[PATCH v1 03/14] mm: add iomem vma selection for memory migration

Thu Sep 9 04:02:10 UTC 2021

Am 2021-09-02 um 4:18 a.m. schrieb Christoph Hellwig:
> On Wed, Sep 01, 2021 at 11:40:43AM -0400, Felix Kuehling wrote:
>>>>> It looks like I'm totally misunderstanding what you are adding here
>>>>> then.  Why do we need any special treatment at all for memory that
>>>>> has normal struct pages and is part of the direct kernel map?
>>>> The pages are like normal memory for purposes of mapping them in CPU
>>>> page tables and for coherent access from the CPU.
>>> That's the user page tables.  What about the kernel direct map?
>>> If there is a normal kernel struct page backing there really should
>>> be no need for the pgmap.
>> I'm not sure. The physical address ranges are in the UEFI system address
>> map as special-purpose memory. Does Linux create the struct pages and
>> kernel direct map for that without a pgmap call? I didn't see that last
>> time I went digging through that code.
> So doing some googling finds a patch from Dan that claims to hand EFI
> special purpose memory to the device dax driver.  But when I try to
> follow the version that got merged it looks it is treated simply as an
> MMIO region to be claimed by drivers, which would not get a struct page.
>
> Dan, did I misunderstand how E820_TYPE_SOFT_RESERVED works?
>
>>>> From an application
>>>> perspective, we want file-backed and anonymous mappings to be able to
>>>> use DEVICE_PUBLIC pages with coherent CPU access. The goal is to
>>>> optimize performance for GPU heavy workloads while minimizing the need
>>>> to migrate data back-and-forth between system memory and device memory.
>>> I don't really understand that part.  file backed pages are always
>>> allocated by the file system using the pagecache helpers, that is
>>> using the page allocator.  Anonymouns memory also always comes from
>>> the page allocator.
>> I'm coming at this from my experience with DEVICE_PRIVATE. Both
>> anonymous and file-backed pages should be migrateable to DEVICE_PRIVATE
>> memory by the migrate_vma_* helpers for more efficient access by our
>> GPU. (*) It's part of the basic premise of HMM as I understand it. I
>> would expect the same thing to work for DEVICE_PUBLIC memory.
> Ok, so you want to migrate to and from them.  Not use DEVICE_PUBLIC
> for the actual page cache pages.  That maks a lot more sense.
>
>> I see DEVICE_PUBLIC as an improved version of DEVICE_PRIVATE that allows
>> the CPU to map the device memory coherently to minimize the need for
>> migrations when CPU and GPU access the same memory concurrently or
>> alternatingly. But we're not going as far as putting that memory
>> entirely under the management of the Linux memory manager and VM
>> subsystem. Our (and HPE's) system architects decided that this memory is
>> not suitable to be used like regular NUMA system memory by the Linux
>> memory manager.
> So yes.  It is a Memory Mapped I/O region, which unlike the PCIe BARs
> that people typically deal with is fully cache coherent.  I think this
> does make more sense as a description.
>
> But to go back to what start this discussion:  If these are memory
> mapped I/O pfn_valid should generally not return true for them.

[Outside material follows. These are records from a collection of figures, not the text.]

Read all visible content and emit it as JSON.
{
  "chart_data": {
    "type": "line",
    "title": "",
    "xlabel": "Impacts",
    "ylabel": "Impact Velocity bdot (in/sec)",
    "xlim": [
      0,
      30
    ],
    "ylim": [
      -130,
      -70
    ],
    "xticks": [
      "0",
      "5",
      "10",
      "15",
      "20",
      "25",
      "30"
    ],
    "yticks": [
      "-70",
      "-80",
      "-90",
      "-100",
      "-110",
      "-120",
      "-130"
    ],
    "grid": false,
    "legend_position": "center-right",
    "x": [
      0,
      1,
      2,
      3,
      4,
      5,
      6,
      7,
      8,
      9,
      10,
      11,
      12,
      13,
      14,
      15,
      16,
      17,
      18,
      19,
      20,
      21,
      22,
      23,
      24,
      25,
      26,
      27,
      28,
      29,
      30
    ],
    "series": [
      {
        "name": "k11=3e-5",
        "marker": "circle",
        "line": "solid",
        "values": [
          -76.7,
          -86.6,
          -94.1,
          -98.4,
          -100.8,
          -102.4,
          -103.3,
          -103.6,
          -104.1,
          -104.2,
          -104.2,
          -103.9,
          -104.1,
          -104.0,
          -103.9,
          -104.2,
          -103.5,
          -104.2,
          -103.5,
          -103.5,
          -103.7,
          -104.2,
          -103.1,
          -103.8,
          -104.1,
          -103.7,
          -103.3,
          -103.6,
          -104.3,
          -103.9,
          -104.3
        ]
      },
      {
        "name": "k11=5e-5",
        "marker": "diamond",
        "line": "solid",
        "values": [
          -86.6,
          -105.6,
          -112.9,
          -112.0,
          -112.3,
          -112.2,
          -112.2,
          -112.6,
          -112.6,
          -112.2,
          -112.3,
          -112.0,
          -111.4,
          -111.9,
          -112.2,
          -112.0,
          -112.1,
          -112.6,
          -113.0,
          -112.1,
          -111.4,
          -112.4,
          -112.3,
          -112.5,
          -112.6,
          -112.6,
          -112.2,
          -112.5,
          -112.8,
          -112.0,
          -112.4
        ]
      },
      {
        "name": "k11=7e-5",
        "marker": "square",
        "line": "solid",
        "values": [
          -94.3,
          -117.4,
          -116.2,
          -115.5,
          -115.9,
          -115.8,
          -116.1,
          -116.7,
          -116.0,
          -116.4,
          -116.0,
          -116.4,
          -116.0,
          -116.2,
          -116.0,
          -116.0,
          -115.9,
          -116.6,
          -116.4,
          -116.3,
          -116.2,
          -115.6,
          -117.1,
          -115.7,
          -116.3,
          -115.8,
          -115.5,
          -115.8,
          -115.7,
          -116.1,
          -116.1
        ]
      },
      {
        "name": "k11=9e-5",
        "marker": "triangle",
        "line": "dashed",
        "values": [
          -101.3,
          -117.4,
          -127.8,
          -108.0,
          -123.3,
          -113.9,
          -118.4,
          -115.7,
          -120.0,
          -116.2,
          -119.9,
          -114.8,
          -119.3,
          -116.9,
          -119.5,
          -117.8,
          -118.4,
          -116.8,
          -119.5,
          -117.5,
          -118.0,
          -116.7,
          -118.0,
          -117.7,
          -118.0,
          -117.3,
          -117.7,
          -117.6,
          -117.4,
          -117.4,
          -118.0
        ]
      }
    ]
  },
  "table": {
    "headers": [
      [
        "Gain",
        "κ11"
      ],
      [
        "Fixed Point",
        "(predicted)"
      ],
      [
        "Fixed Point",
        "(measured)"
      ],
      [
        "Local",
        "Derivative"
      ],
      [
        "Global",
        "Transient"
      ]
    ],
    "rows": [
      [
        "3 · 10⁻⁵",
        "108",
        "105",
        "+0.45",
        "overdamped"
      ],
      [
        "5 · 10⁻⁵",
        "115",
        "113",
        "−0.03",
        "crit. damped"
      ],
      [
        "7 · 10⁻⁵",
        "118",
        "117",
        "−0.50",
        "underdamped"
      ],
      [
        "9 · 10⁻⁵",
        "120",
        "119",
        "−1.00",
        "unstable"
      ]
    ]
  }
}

As I understand it, pfn_valid should be true for any pfn that's part of
the kernel's physical memory map, i.e. is returned by page_to_pfn or
works with pfn_to_page. Both the hmm_range_fault and the migrate_vma_*
APIs use pfns to refer to regular system memory and ZONE_DEVICE pages
(even DEVICE_PRIVATE). Therefore I believe pfn_valid should be true for
ZONE_DEVICE pages as well.

Regards,
  Felix

>
> And as you already pointed out in reply to Alex we need to tighten the
> selection criteria one way or another.